Elle vient tout juste de compléter un autre accompagnement
du genre avec le resto Chez Victor du chemin Sainte-Foy, qui
est devenu sans fumée le 1er septembre. "Nous aurions
sans doute pu faire la démarche seuls, mais l'expertise
d'Elisabeth nous a beaucoup aidés, reconnaît le
propriétaire, Fausto Venturelli. Elle m'a d'abord rencontré
pour discuter du plan d'action, puis elle a rencontré
les employés pour leur expliquer les avantages de la démarche
et les différentes étapes du processus. C'est aussi
elle qui a rédigé la politique non-fumeur du Victor
qu'on distribue aux clients qui en font la demande."
Pour la cause
Elisabeth Lessard fait ce travail gratuitement. "Tout
ce que je demande en échange aux propriétaires,
ce sont leurs données sur l'évolution de leur chiffre
d'affaires et sur l'achalandage de leur resto pour pouvoir documenter
l'impact du passage à un environnement sans fumée.
Il n'y a pas encore eu d'études là-dessus au Québec.
De plus, ces données pourraient s'avérer très
utiles pour convaincre d'autres restaurateurs." Les études
menées ailleurs sont cependant formelles, peut-on lire
dans le document qu'elle distribue aux personnes qui requièrent
ses services: "Le chiffre d'affaires d'un établissement
de restauration est identique ou augmente suite à la mise
en place d'une politique pour un environnement sans fumée".
En vertu de la loi québécoise, les restaurateurs
ont jusqu'en 2009 pour donner un environnement totalement sans
fumée à leurs clients ou pour construire une cloison
vitrée pour isoler les fumeurs. Elisabeth Lessard salue
le courage des propriétaires qui passent à l'action
dès maintenant. "La plupart des restaurateurs attendent
parce qu'ils craignent que l'interdiction de fumer n'affecte
leurs affaires."
Du côté de Chez Victor, le changement n'a pas
fait fuir la clientèle. "Ça passe comme dans
du beurre, reconnaît Fausto Venturelli.

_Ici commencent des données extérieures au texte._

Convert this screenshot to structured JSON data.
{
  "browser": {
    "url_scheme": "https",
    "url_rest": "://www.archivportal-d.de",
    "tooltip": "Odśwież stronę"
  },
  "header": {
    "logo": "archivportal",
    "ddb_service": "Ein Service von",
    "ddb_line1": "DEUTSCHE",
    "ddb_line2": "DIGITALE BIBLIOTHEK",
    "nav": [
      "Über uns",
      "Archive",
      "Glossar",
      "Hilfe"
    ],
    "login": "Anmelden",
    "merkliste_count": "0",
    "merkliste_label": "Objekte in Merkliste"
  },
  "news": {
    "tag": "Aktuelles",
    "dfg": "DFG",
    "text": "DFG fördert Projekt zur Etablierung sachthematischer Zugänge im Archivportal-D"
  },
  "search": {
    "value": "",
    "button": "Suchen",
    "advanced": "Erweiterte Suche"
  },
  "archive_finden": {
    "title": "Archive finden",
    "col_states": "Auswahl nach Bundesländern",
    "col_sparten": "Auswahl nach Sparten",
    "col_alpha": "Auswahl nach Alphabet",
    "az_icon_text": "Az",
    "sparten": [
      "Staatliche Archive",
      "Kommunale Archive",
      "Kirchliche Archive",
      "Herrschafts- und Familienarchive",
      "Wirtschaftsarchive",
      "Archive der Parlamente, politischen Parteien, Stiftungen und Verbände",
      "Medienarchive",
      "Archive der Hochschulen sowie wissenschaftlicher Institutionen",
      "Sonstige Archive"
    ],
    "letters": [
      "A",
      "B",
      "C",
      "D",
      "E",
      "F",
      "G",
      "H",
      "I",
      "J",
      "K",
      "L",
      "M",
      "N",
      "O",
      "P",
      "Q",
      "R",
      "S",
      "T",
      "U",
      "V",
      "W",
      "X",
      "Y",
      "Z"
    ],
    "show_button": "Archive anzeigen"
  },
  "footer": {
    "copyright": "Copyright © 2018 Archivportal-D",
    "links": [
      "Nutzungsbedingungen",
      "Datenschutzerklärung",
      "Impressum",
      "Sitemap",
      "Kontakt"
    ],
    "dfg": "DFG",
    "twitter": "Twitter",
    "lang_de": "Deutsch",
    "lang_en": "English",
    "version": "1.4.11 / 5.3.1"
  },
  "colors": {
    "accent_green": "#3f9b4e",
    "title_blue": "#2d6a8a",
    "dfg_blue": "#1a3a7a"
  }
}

On reçoit
une douzaine de commentaires positifs pour un négatif.
En plus, ça rend la gestion des tables beaucoup plus simple.
Avant, les non-fumeurs voulaient être le plus loin possible
de la section fumeur. Lorsque le restaurant était plein,
ce n'était pas possible et il y avait régulièrement
des plaintes."
Ex-fumeuse convertie, Elisabeth Lessard reconnaît
que l'ardeur qu'elle met à convaincre les autres des vertus
de l'air pur ne lui a pas fait que des amis. "Je me suis
fait traitée de tous les noms par des fumeurs, mais j'ai
appris. Il faut savoir s'arrêter quand les gens ne veulent
rien entendre." Par contre, elle sent que l'aide qu'elle
apporte à ceux qui veulent se donner un environnement
sans fumée correspond parfaitement à ses valeurs.
"Pour moi, ce n'est pas juste une job, c'est une cause.
Ça m'aide à m'endormir plus facilement le soir."